Is there a convenient way to wrap std::pair as a new type?

Question

Often times I find myself using std::pair to define logical groupings of two related quantities as function arguments/return values. Some examples: row/col, tag/value, etc.

Often times I should really be rolling my own class instead of just using std::pair. It's pretty easy to see when things start breaking down - when the code becomes littered with make_pair, first, and second, its very hard to remember what is what - an std::pair<int, int> conveys less meaning than a type Position.

What have you found are the best ways to wrap the functionality of std::pair in a type that conveys real meaning?

Here are some things I have considered:

typedef std::pair<int, int> Position;

This at least gives the type a meaningful name when passing it around, but the type isn't enforced, its still really just a pair, and most of the same problems still exist. This is however very simple to write.

struct Position : public std::pair<int, int>
{
    typedef std::pair<int, int> Base;
    Position() : Base() {}
    Position(const Position &x) : Base(x) {}
    Position(int a, int b) : Base(a, b) {}

    int &row() { return first; }
    const int &row() const { return first; }

    int &col() { return second; }
    const int &col() const { return second; }
};

This is better, since we can access the variables via a reasonably descriptive name. The problem here is that you can still access first and second, so its easy for the abstraction to leak. Also, accessing simple variables via functions makes the syntax annoying.

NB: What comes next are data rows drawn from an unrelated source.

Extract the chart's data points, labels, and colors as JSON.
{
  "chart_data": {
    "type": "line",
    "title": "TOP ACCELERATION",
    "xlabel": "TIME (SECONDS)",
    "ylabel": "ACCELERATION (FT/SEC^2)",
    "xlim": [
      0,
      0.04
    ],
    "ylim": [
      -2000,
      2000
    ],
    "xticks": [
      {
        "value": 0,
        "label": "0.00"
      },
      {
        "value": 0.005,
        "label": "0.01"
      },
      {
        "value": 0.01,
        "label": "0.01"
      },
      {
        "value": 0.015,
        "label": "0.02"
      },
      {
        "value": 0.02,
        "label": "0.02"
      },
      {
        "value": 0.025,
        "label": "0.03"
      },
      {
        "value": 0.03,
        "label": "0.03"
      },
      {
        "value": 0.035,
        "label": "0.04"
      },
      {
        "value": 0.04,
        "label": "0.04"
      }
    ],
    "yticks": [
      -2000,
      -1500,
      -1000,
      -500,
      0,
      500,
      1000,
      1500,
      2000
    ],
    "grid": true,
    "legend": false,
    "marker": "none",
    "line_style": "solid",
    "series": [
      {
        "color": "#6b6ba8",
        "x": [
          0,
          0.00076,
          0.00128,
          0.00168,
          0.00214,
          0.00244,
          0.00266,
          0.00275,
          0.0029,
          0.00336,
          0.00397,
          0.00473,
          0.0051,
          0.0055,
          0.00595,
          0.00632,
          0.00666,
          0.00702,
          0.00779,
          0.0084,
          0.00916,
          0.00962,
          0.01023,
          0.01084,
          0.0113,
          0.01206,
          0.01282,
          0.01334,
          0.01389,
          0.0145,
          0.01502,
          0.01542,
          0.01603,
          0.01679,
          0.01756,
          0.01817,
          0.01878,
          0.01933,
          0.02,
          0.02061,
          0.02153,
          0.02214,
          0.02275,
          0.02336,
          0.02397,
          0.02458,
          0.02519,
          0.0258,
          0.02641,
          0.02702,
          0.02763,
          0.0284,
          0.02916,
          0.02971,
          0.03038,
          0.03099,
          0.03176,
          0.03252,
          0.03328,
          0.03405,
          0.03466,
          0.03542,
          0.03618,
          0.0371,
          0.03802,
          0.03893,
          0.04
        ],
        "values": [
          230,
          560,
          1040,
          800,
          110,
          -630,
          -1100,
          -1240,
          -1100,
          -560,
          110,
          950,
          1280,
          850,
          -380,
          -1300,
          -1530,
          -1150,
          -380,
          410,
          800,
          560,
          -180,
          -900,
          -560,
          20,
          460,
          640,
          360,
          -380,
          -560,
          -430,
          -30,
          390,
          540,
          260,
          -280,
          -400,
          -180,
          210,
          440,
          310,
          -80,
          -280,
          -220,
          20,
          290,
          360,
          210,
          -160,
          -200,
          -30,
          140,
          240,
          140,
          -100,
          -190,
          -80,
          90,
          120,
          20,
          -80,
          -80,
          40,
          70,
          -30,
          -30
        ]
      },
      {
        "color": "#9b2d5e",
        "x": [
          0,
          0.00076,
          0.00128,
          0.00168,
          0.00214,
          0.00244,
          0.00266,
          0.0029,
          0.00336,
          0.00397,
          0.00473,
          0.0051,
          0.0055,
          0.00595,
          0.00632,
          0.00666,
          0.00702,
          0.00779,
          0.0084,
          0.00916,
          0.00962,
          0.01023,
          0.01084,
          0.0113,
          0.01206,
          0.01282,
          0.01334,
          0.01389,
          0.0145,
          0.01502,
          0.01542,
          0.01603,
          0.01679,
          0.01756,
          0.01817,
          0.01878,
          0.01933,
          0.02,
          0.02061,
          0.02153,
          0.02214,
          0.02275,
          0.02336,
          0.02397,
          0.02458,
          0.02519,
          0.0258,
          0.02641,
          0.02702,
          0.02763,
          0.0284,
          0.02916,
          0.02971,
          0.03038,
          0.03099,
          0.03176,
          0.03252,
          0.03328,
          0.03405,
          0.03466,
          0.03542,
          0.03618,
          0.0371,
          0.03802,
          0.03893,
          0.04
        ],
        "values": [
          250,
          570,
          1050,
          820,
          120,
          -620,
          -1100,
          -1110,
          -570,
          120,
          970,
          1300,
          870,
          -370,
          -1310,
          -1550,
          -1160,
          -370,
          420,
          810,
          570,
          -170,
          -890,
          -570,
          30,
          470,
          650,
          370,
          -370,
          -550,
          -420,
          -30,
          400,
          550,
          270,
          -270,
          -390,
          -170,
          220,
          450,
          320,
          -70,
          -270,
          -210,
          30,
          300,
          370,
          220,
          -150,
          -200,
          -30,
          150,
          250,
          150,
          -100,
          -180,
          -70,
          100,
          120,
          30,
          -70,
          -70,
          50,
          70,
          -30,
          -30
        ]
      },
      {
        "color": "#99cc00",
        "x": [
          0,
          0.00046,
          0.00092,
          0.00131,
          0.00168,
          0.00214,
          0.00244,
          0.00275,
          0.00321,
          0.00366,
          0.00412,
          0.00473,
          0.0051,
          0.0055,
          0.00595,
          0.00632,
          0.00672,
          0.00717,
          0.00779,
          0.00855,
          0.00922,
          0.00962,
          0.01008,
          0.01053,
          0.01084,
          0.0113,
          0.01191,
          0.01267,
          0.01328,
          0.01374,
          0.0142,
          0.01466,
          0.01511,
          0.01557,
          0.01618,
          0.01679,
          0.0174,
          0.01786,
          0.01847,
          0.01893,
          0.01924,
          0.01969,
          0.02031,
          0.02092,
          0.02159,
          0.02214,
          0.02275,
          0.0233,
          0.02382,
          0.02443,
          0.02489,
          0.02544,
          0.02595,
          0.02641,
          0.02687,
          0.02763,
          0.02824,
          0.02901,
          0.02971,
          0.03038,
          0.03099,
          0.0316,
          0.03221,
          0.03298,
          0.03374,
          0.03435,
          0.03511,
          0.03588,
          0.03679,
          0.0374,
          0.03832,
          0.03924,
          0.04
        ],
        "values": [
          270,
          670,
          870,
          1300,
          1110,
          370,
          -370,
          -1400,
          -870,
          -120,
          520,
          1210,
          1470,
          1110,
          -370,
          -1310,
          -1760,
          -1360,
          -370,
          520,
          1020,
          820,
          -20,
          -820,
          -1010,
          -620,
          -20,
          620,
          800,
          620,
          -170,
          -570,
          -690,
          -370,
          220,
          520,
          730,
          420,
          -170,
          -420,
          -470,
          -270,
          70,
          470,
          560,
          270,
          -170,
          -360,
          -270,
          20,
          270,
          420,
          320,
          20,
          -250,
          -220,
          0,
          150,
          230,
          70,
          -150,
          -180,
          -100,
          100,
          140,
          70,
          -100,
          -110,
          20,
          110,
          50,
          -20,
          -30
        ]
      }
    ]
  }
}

The obvious next step is to make the inheritance private:

struct Position : private std::pair<int, int>
{
    typedef std::pair<int, int> Base;
    Position() {}
    Position(const Position &x) : Base(x) {}
    Position(int a, int b) : Base(a, b) {}

    int &row() { return first; }
    const int &row() const { return first; }

    int &col() { return second; }
    const int &col() const { return second; }

    bool operator<(const Position &x) const { return Base(*this) < Base(x); }
    // other forwarding operators as needed...
};

So now at least we have gotten rid of the access to first and second, but now a new problem pops up. When we want to store the type in an std::set, we now don't have access to the operator< overload since we don't have access to first and second. This means we have to define a forwarding function for each operator overload we want. For me this is usually ==, !=, and <, but there could be others that I'd want. Yes I know I probably shouldn't overload operator< just to stick it in an associative container, but it makes everything so darn simple... And defining these operators for each new type is a pain, and we STILL have to access via functions. We can fix that:

struct Position
{
    Position() {}
    Position(const Position &x) : row(x.row), col(x.col) {}
    Position(int row, int col) : row(row), col(col) {}

    int row, col;
};
bool operator<(const Position &a, const Position &b)
{
    return a.row < b.row || (!(b.row < a.row) && a.col < b.col);
}
// more overloads as needed

So now we have simple variable access, but now defining overloaded operators is even more of a pain, because instead of just forwarding them to the pair's implementation, we actually have to re-implement them each time...

Are there any solutions I have overlooked that make this easy without the drawbacks? If there aren't which would you tend to prefer?

Answer 1

This is what Boost.Tuple was made for.

But you should probably be using std::tuple now...

Answer 2

A coworker pointed me to two possible solutions:

Using boost strong typedef as an improved version of the typedef. I'd never heard of this before, and it doesn't seem to really be part of any sub-library, just kind of floating.

Using a macro to generate the code needed for the different operators. This way I wouldn't have to explicitly write anything on a per definition level, just do something like DEFINE_PAIR_TYPE(Position, int, int, row, col);. This is probably closest to what I'm looking for, but it still feels kind of evil compared to some of the solutions presented by others.